Executive Director, Environment Texas
Executive Director, Environment Texas
AUSTIN – With the Texas House expected to approve a parks funding bill today, Environment Texas released a new report warning that many biologically important natural areas in Texas are threatened with development. The group used the report’s findings to call on the Legislature to appropriate at least $15 million per year to acquire threatened natural areas and protect them as state parks. Environment Texas also called on the Legislature not to eliminate park discounts for school, church and scout groups, as may be required in the current budget.
“Today, the Texas House can take an important step to restore our parks to excellence by removing the cap on their main funding source – the ‘sporting goods tax’, said Luke Metzger, Director of Environment Texas. “But our parks will only get the funds they desperately need if the funds are appropriated, and currently the budget continues to shortchange our parks, particularly in the area of land acquisition.”
Today, the Texas House of Representatives will consider HB 12 (Hilderbran), which would remove the cap on the “sporting goods sales tax”, which generates more than $100 million per year, to help fund Texas state and local parks. However, the funds can only be appropriated through the state budget.
Currently, the House version of the state budget includes $9.6 million over two years, generated from the sale of another state park in Fort Worth, to acquire new parkland. However, neither the House nor Senate version of the budget includes any new resources towards a land acquisition program. The House budget does include some funds for acquisition in the “wish list” section of the budget, known as Article XI. A budget conference committee, which is currently meeting, would have to put appropriations for acquisition directly in the budget.

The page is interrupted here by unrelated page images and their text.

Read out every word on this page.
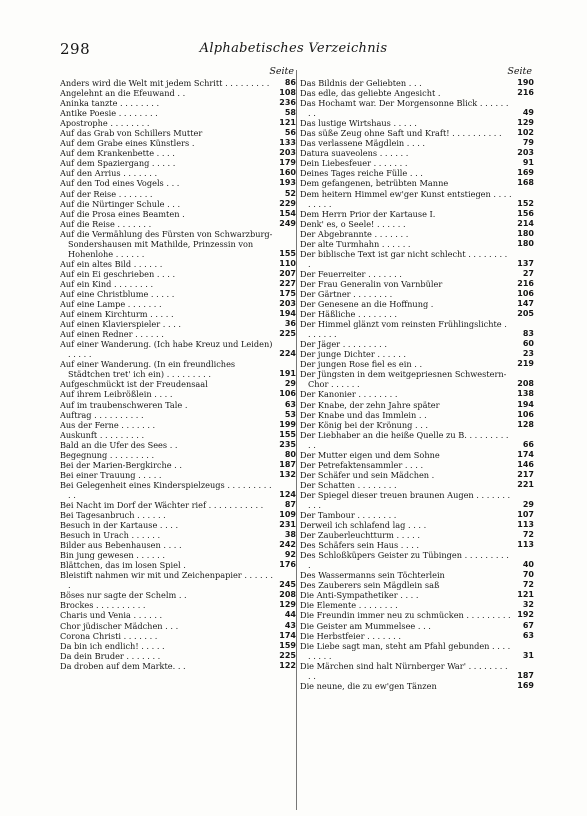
298	Alphabetisches Verzeichnis
Seite
Anders wird die Welt mit jedem Schritt . . . . . . . . .	86
Angelehnt an die Efeuwand . .	108
Aninka tanzte . . . . . . . .	236
Antike Poesie . . . . . . . .	58
Apostrophe . . . . . . . .	121
Auf das Grab von Schillers Mutter	56
Auf dem Grabe eines Künstlers .	133
Auf dem Krankenbette . . . .	203
Auf dem Spaziergang . . . . .	179
Auf den Arrius . . . . . . .	160
Auf den Tod eines Vogels . . .	193
Auf der Reise . . . . . . .	52
Auf die Nürtinger Schule . . .	229
Auf die Prosa eines Beamten .	154
Auf die Reise . . . . . . .	249
Auf die Vermählung des Fürsten von Schwarzburg-Sondershausen mit Mathilde, Prinzessin von Hohenlohe . . . . . .	155
Auf ein altes Bild . . . . . .	110
Auf ein Ei geschrieben . . . .	207
Auf ein Kind . . . . . . . .	227
Auf eine Christblume . . . . .	175
Auf eine Lampe . . . . . . .	203
Auf einem Kirchturm . . . . .	194
Auf einen Klavierspieler . . . .	36
Auf einen Redner . . . . . .	225
Auf einer Wanderung. (Ich habe Kreuz und Leiden) . . . . .	224
Auf einer Wanderung. (In ein freundliches Städtchen tret' ich ein) . . . . . . . . .	191
Aufgeschmückt ist der Freudensaal	29
Auf ihrem Leibrößlein . . . .	106
Auf im traubenschweren Tale .	63
Auftrag . . . . . . . . . .	53
Aus der Ferne . . . . . . .	199
Auskunft . . . . . . . . .	155
Bald an die Ufer des Sees . .	235
Begegnung . . . . . . . . .	80
Bei der Marien-Bergkirche . .	187
Bei einer Trauung . . . . .	132
Bei Gelegenheit eines Kinderspielzeugs . . . . . . . . . . .	124
Bei Nacht im Dorf der Wächter rief . . . . . . . . . . .	87
Bei Tagesanbruch . . . . . .	109
Besuch in der Kartause . . . .	231
Besuch in Urach . . . . . .	38
Bilder aus Bebenhausen . . . .	242
Bin jung gewesen . . . . . .	92
Blättchen, das im losen Spiel .	176
Bleistift nahmen wir mit und Zeichenpapier . . . . . . .	245
Böses nur sagte der Schelm . .	208
Brockes . . . . . . . . . .	129
Charis und Venia . . . . . .	44
Chor jüdischer Mädchen . . .	43
Corona Christi . . . . . . .	174
Da bin ich endlich! . . . . .	159
Da dein Bruder . . . . . . .	225
Da droben auf dem Markte. . .	122
Seite
Das Bildnis der Geliebten . . .	190
Das edle, das geliebte Angesicht .	216
Das Hochamt war. Der Morgensonne Blick . . . . . . . .	49
Das lustige Wirtshaus . . . . .	129
Das süße Zeug ohne Saft und Kraft! . . . . . . . . . .	102
Das verlassene Mägdlein . . . .	79
Datura suaveolens . . . . . .	203
Dein Liebesfeuer . . . . . . .	91
Deines Tages reiche Fülle . . .	169
Dem gefangenen, betrübten Manne	168
Dem heitern Himmel ew'ger Kunst entstiegen . . . . . . . . .	152
Dem Herrn Prior der Kartause I.	156
Denk' es, o Seele! . . . . . .	214
Der Abgebrannte . . . . . . .	180
Der alte Turmhahn . . . . . .	180
Der biblische Text ist gar nicht schlecht . . . . . . . . .	137
Der Feuerreiter . . . . . . .	27
Der Frau Generalin von Varnbüler	216
Der Gärtner . . . . . . . .	106
Der Genesene an die Hoffnung .	147
Der Häßliche . . . . . . . .	205
Der Himmel glänzt vom reinsten Frühlingslichte . . . . . . .	83
Der Jäger . . . . . . . . .	60
Der junge Dichter . . . . . .	23
Der jungen Rose fiel es ein . .	219
Der Jüngsten in dem weitgepriesnen Schwestern-Chor . . . . . .	208
Der Kanonier . . . . . . . .	138
Der Knabe, der zehn Jahre später	194
Der Knabe und das Immlein . .	106
Der König bei der Krönung . . .	128
Der Liebhaber an die heiße Quelle zu B. . . . . . . . . . .	66
Der Mutter eigen und dem Sohne	174
Der Petrefaktensammler . . . .	146
Der Schäfer und sein Mädchen .	217
Der Schatten . . . . . . . .	221
Der Spiegel dieser treuen braunen Augen . . . . . . . . . .	29
Der Tambour . . . . . . . .	107
Derweil ich schlafend lag . . . .	113
Der Zauberleuchtturm . . . . .	72
Des Schäfers sein Haus . . . .	113
Des Schloßküpers Geister zu Tübingen . . . . . . . . . .	40
Des Wassermanns sein Töchterlein	70
Des Zauberers sein Mägdlein saß	72
Die Anti-Sympathetiker . . . .	121
Die Elemente . . . . . . . .	32
Die Freundin immer neu zu schmücken . . . . . . . . . 192
Die Geister am Mummelsee . . .	67
Die Herbstfeier . . . . . . .	63
Die Liebe sagt man, steht am Pfahl gebunden . . . . . . . . .	31
Die Märchen sind halt Nürnberger War' . . . . . . . . . .	187
Die neune, die zu ew'gen Tänzen	169
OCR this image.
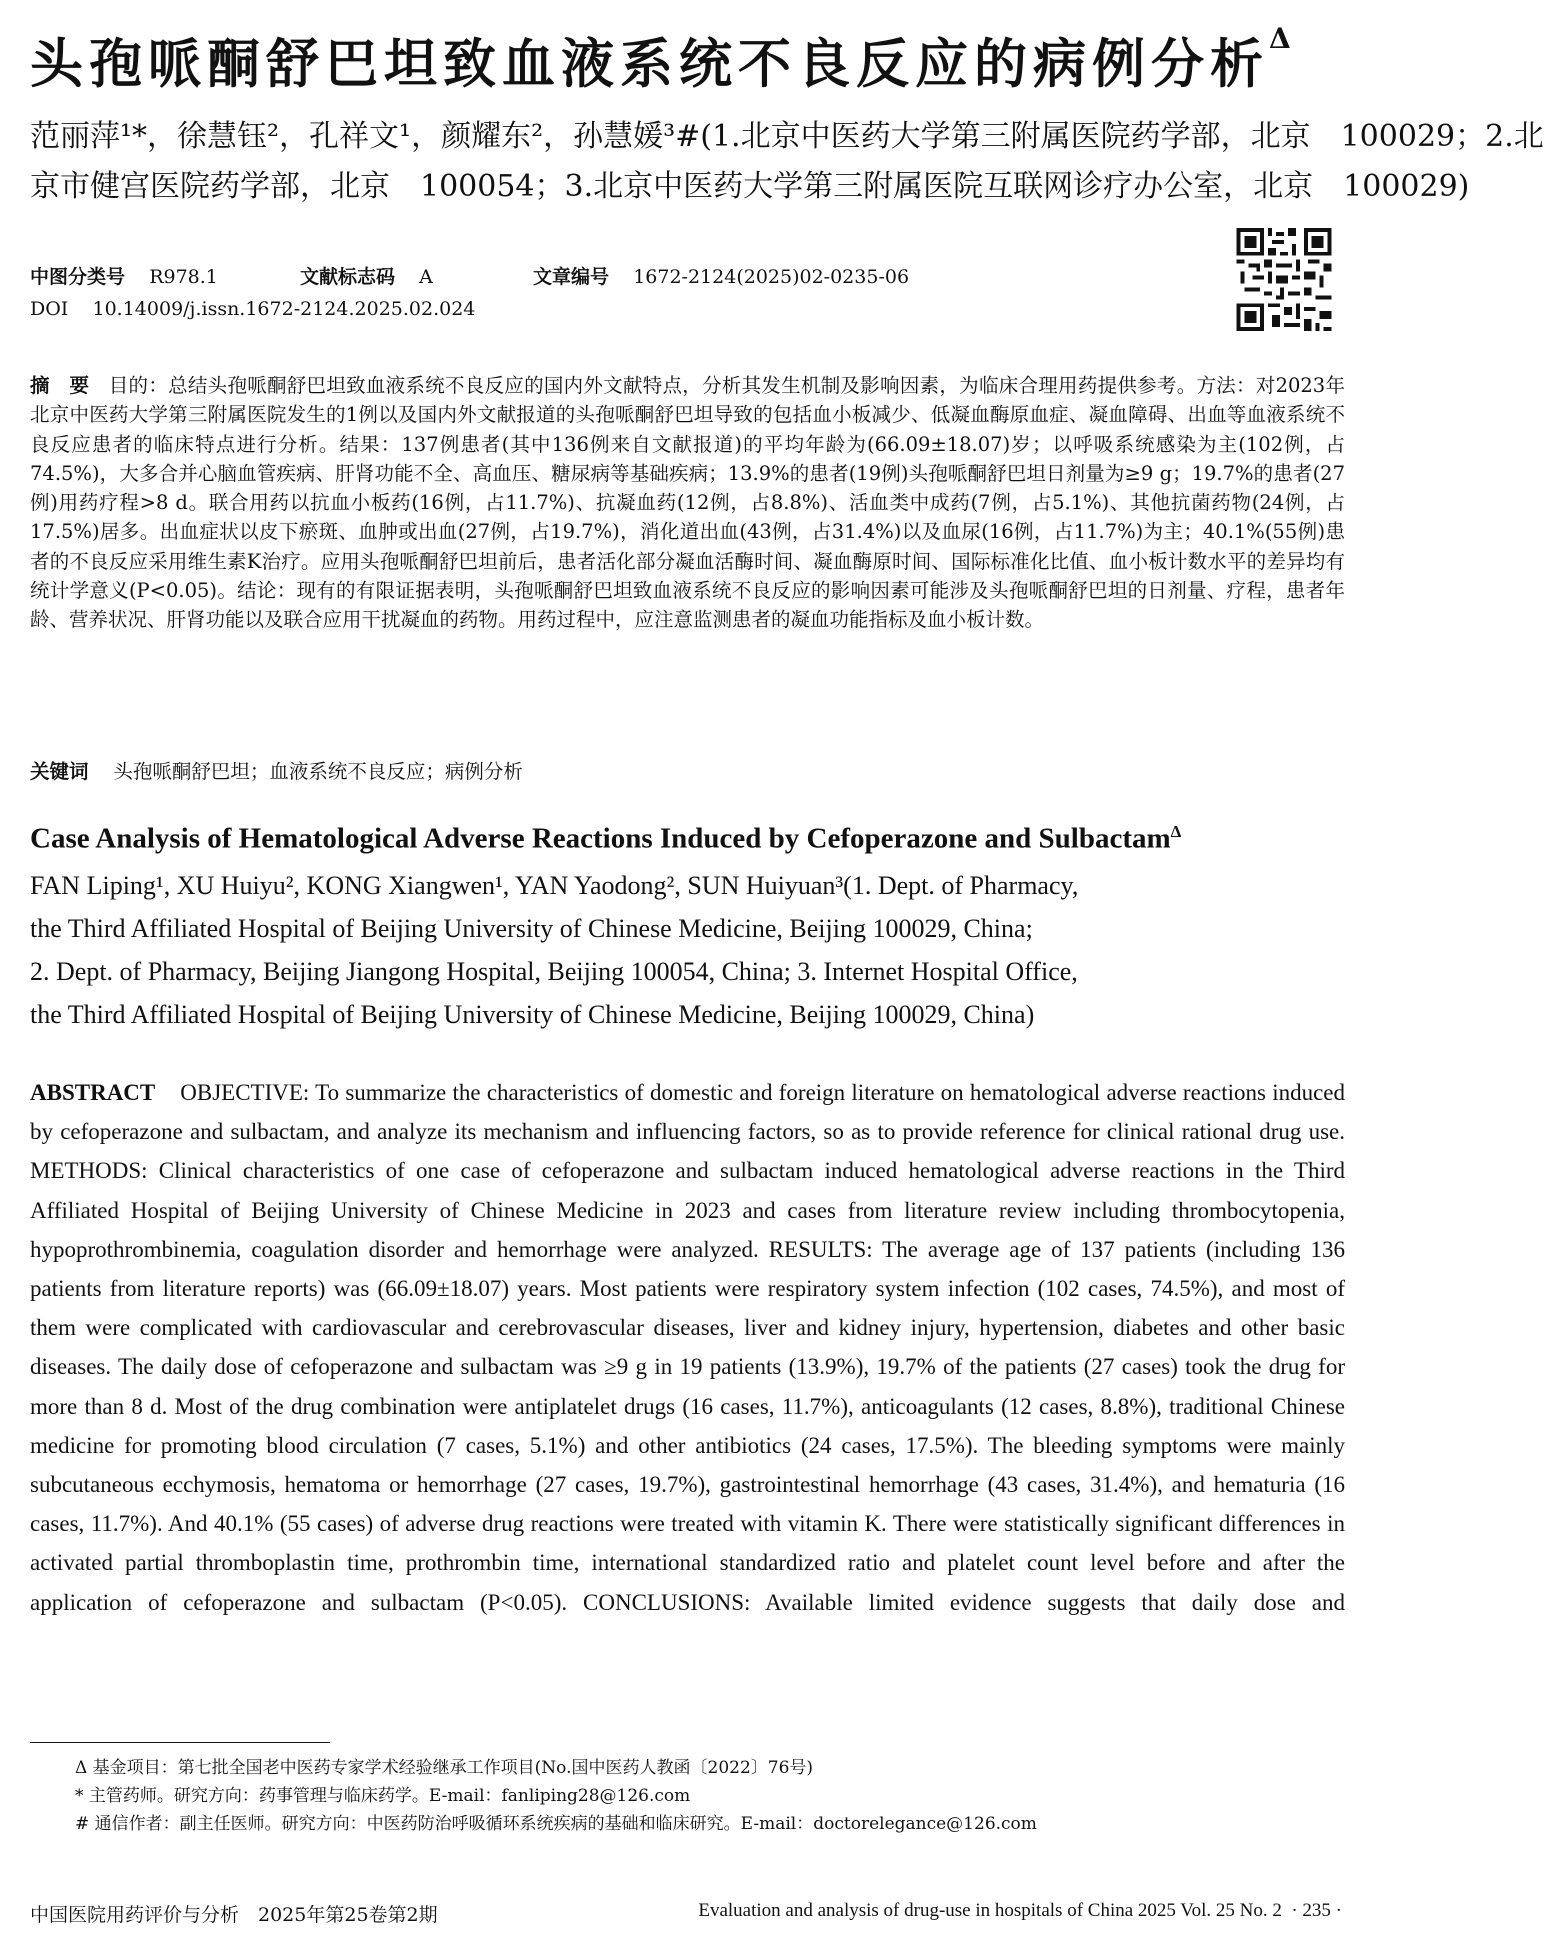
头孢哌酮舒巴坦致血液系统不良反应的病例分析$^\Delta$
范丽萍¹*，徐慧钰²，孔祥文¹，颜耀东²，孙慧媛³#(1.北京中医药大学第三附属医院药学部，北京　100029；2.北
京市健宫医院药学部，北京　100054；3.北京中医药大学第三附属医院互联网诊疗办公室，北京　100029)
中图分类号 R978.1	文献标志码 A	文章编号 1672-2124(2025)02-0235-06
DOI 10.14009/j.issn.1672-2124.2025.02.024
摘　要 目的：总结头孢哌酮舒巴坦致血液系统不良反应的国内外文献特点，分析其发生机制及影响因素，为临床合理用药提供参考。方法：对2023年北京中医药大学第三附属医院发生的1例以及国内外文献报道的头孢哌酮舒巴坦导致的包括血小板减少、低凝血酶原血症、凝血障碍、出血等血液系统不良反应患者的临床特点进行分析。结果：137例患者(其中136例来自文献报道)的平均年龄为(66.09±18.07)岁；以呼吸系统感染为主(102例，占74.5%)，大多合并心脑血管疾病、肝肾功能不全、高血压、糖尿病等基础疾病；13.9%的患者(19例)头孢哌酮舒巴坦日剂量为≥9 g；19.7%的患者(27例)用药疗程>8 d。联合用药以抗血小板药(16例，占11.7%)、抗凝血药(12例，占8.8%)、活血类中成药(7例，占5.1%)、其他抗菌药物(24例，占17.5%)居多。出血症状以皮下瘀斑、血肿或出血(27例，占19.7%)，消化道出血(43例，占31.4%)以及血尿(16例，占11.7%)为主；40.1%(55例)患者的不良反应采用维生素K治疗。应用头孢哌酮舒巴坦前后，患者活化部分凝血活酶时间、凝血酶原时间、国际标准化比值、血小板计数水平的差异均有统计学意义(P<0.05)。结论：现有的有限证据表明，头孢哌酮舒巴坦致血液系统不良反应的影响因素可能涉及头孢哌酮舒巴坦的日剂量、疗程，患者年龄、营养状况、肝肾功能以及联合应用干扰凝血的药物。用药过程中，应注意监测患者的凝血功能指标及血小板计数。
关键词 头孢哌酮舒巴坦；血液系统不良反应；病例分析
Case Analysis of Hematological Adverse Reactions Induced by Cefoperazone and Sulbactam$^\Delta$
FAN Liping¹, XU Huiyu², KONG Xiangwen¹, YAN Yaodong², SUN Huiyuan³(1. Dept. of Pharmacy,
the Third Affiliated Hospital of Beijing University of Chinese Medicine, Beijing 100029, China;
2. Dept. of Pharmacy, Beijing Jiangong Hospital, Beijing 100054, China; 3. Internet Hospital Office,
the Third Affiliated Hospital of Beijing University of Chinese Medicine, Beijing 100029, China)
ABSTRACT OBJECTIVE: To summarize the characteristics of domestic and foreign literature on hematological adverse reactions induced by cefoperazone and sulbactam, and analyze its mechanism and influencing factors, so as to provide reference for clinical rational drug use. METHODS: Clinical characteristics of one case of cefoperazone and sulbactam induced hematological adverse reactions in the Third Affiliated Hospital of Beijing University of Chinese Medicine in 2023 and cases from literature review including thrombocytopenia, hypoprothrombinemia, coagulation disorder and hemorrhage were analyzed. RESULTS: The average age of 137 patients (including 136 patients from literature reports) was (66.09±18.07) years. Most patients were respiratory system infection (102 cases, 74.5%), and most of them were complicated with cardiovascular and cerebrovascular diseases, liver and kidney injury, hypertension, diabetes and other basic diseases. The daily dose of cefoperazone and sulbactam was ≥9 g in 19 patients (13.9%), 19.7% of the patients (27 cases) took the drug for more than 8 d. Most of the drug combination were antiplatelet drugs (16 cases, 11.7%), anticoagulants (12 cases, 8.8%), traditional Chinese medicine for promoting blood circulation (7 cases, 5.1%) and other antibiotics (24 cases, 17.5%). The bleeding symptoms were mainly subcutaneous ecchymosis, hematoma or hemorrhage (27 cases, 19.7%), gastrointestinal hemorrhage (43 cases, 31.4%), and hematuria (16 cases, 11.7%). And 40.1% (55 cases) of adverse drug reactions were treated with vitamin K. There were statistically significant differences in activated partial thromboplastin time, prothrombin time, international standardized ratio and platelet count level before and after the application of cefoperazone and sulbactam (P<0.05). CONCLUSIONS: Available limited evidence suggests that daily dose and
Δ 基金项目：第七批全国老中医药专家学术经验继承工作项目(No.国中医药人教函〔2022〕76号)
* 主管药师。研究方向：药事管理与临床药学。E-mail：fanliping28@126.com
# 通信作者：副主任医师。研究方向：中医药防治呼吸循环系统疾病的基础和临床研究。E-mail：doctorelegance@126.com
中国医院用药评价与分析　2025年第25卷第2期	Evaluation and analysis of drug-use in hospitals of China 2025 Vol. 25 No. 2 · 235 ·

The state maintains sizable parks in west Texas and other parts of the state, but Texas’ metropolitan areas are notably underserved. Texas averages about 52 acres of parkland per 1000 people, but the Dallas area has just 15.9 acres per 1000 people. Polling done by Texas Tech University found that Texans “are becoming increasingly frustrated about the lack of access to lands to experience nature.” With Texas’ population expected to double in the next few decades, demand will grow for access to parks and natural areas close to urban areas will be lost to encroaching development.
Last summer, the Texas Parks and Wildlife Department (TPWD) convened a blue ribbon commission to examine the needs of the parks and determined that despite Texas’ rapid growth, “there has not been a major acquisition and development program for state parks since 1967.” The panel recommended that the Legislature appropriate at least $15 million per year for acquisition and development of new parks and the expansion of existing parks.
“Texans have had enough of the Legislature’s budget shell game and want our parks to get the funds they need to return to excellence,” said Metzger.
TPWD has proposed establishing four to six new 5,000-acre parks near major metro areas, including in the DFW region. The department is currently investigating several potential sites, including in Palo Pinto County just west of Fort Worth. Palo Pinto, known as the “hill country” of North Texas, is an area where the Brazos River flows through beautiful cedar-covered hills and mountains; old growth timber still exists, with post oaks believed to be more than 100 years old; and birdwatchers observe more than 280 species of birds, even endangered species such as Whooping Crane and the Golden-cheeked Warbler. The park could help protect the threatened cross-timbers ecosystem, currently ranked lowest in the state in “conserved status” by TPWD.
Environment Texas also called on the Legislature not to eliminate parks discounts for school, church and scout groups. The Senate version of the budget currently directs TPWD to generate $16 million of their budget through “enhanced collections.” The budget prohibits the department from generating these funds from increases in state park user fees, so presumably the funds would need to come in part from the elimination of discounts.
Environment Texas is a statewide, citizens advocacy group based in Austin.